How To Present Backgrounds In Fiction Writing

Presenting background is one of the trickiest things for new fiction writers to master. It’s just not an easy thing to do. Do too little and your reader might not completely understand the story. Do too much and you risk turning your story into a boring exposition of past history. Finding the right balance is critical to writing fiction that actually succeeds at entertaining the reader.

There are different ways to weave backgrounds into a story. They can be as short as a single clause or as long as an entire page. Some of the more common include:

  1. Backgrounds As Narrations. You can reveal background and context by describing it, similar to the way you would describe a scene. It’s critical to keep it short, though. Backgrounds, just like scene descriptions, hold up the action, creating a lull in the story. Extend it too far and you can end up putting the reader to sleep before the next “real time” scene even begins.
  2. Backgrounds As Dialogue. A more interesting way of presenting backgrounds is to integrate it into dialogue. Unlike straight narrations, these are able to move the story forward if done creatively. It’s a lot more difficult to pull off, though, since you’ll need to weave the background and contextual elements into your characters’ exchanges. Done right, it makes for a better alternative; done poorly, you end up with dialogue that sounds drawn up to serve your need for exposition.
  3. Background As Action. You can also present background as action. The way a character responds to certain situations, for instance, can be used to provide clues about their upbringing. Same with the way an employee behaves in front of a particular co-worker is indicative of how their relationship is. Presenting background in the form of action is more dynamic, allowing you to maintain the story’s pace while revealing information about your subjects.
  4. Backgrounds As Flashbacks. Most styles of presenting backgrounds slow down the story. Flashbacks halt them completely, shifting the reader’s attention to an entirely new scene from the past. For this reason, many experienced fiction writers and editors steer clear of them in their writing. In fact, I’ve received fiction guidelines from magazines and anthologies that explicitly forbid its use for submitted stories. Flashbacks can be useful when you need to present a previous event in its entirely. As in, the readers needs all the exact details in its entirety, such as when a detective recounts a two-year old case that’s relevant to the what’s currently going on. Avoid them if you can, but don’t hesitate to use them if they are what the story needs.

Backgrounds Are Explanations

Think of backgrounds as explanations — something you need to give when introducing an element that the reader may not understand. “Need,” by the way, is the operative word. If something doesn’t need explaining, then you skip the extra discussion. Same goes for backgrounds. When a reader can understand a situation, a character or an event without going into past details, then you skip it. Minimizing your forays into backgrounds will help speed up the flow of your stories.

As much as you can, whittle down the amount of background information to the bare minimum. The less of it the story requires, the more you can focus on action, character and plot.
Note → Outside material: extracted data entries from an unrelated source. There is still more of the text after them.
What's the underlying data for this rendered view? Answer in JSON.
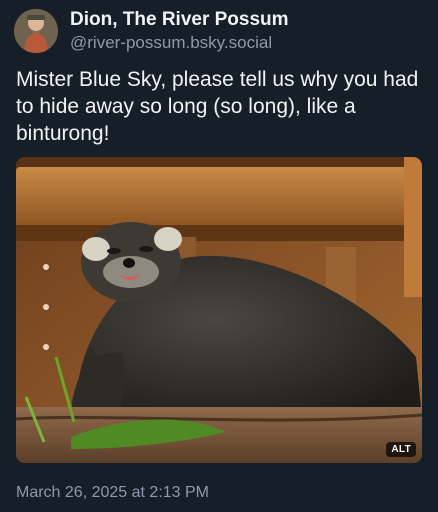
{
  "post": {
    "author": {
      "display_name": "Dion, The River Possum",
      "handle": "@river-possum.bsky.social",
      "avatar_icon": "avatar-photo"
    },
    "text": "Mister Blue Sky, please tell us why you had to hide away so long (so long), like a binturong!",
    "image": {
      "alt_badge": "ALT"
    },
    "timestamp": "March 26, 2025 at 2:13 PM"
  },
  "colors": {
    "background": "#161e27",
    "primary_text": "#f1f3f5",
    "secondary_text": "#8c9aab"
  }
}
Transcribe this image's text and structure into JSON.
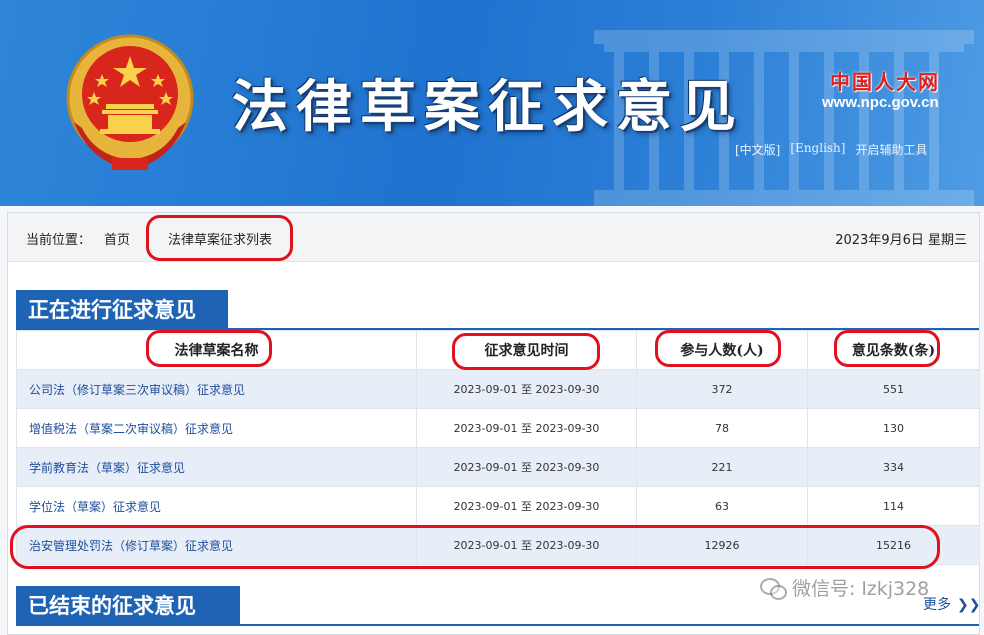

Don’t Lead With The Background

Remember when we said that background exposition is boring? If you lead with the background, that means you’re opening the story with some of your worst material. Opening sequences always work best when they can hook the reader in, particularly scenes laced with action and intrigue. That’s why you never open the story by introducing the context — it’s a heck of a slow way to start things off.

Keep It At The Start

While you’re not supposed to start with the background, it’s a good idea to get it out of the way within the first quarter of your story. This goes for all character backgrounds and situational contexts. Integrating them within that first fourth allows you to focus on “present” events as you build into your story’s high points and get deeper into the plot, leading to a faster and more satisfying pace.

Ever seen one of those movies where they continue to introduce background elements even after the first half? Chances are, those expositions felt awkward and out of place, since people expect you to build towards the climax, rather than keep punching in low points into the story.

Juicy Backgrounds

Some background information, such as startling revelations of a character’s ancestry or a life-defining event, can create high points in your scenes. Use these to your advantage by keeping them as the last pieces of background you reveal. Dump them too early and they can lose their impact. Don’t keep them close till late in the story, of course (like we said, reveal everything by the end of the first quarter), but keeping them till that end point allows you to maximize their relevance to your story.

Break It Up

You can introduce all necessary background information in one fell swoop. Most of the time, though, it’s better to present them in bits and pieces as needed, allowing the reader to piece the whole picture together. Readers only require as much information as will be necessary to understand the next scene. You can hold off on other details for later, as the need for them comes.

Doing this allows you to integrate parts of the background into separate paragraphs, dialogues and scenes, minimizing the negative repercussions they can cause in the story. Plus, it makes your background exposition more meaningful when they’re introduced right at the point where they are relevant to what’s going on.

Be Straightforward

Give background information directly. There’s no need to beat around the bush, dress them up in fancy figures of speech, or turn them into a subplot with suspense elements. Those things aren’t necessary. Instead, give readers the details straight up, spoon-feeding the required background details to get it over with, so you can move on to the more important parts of the scene.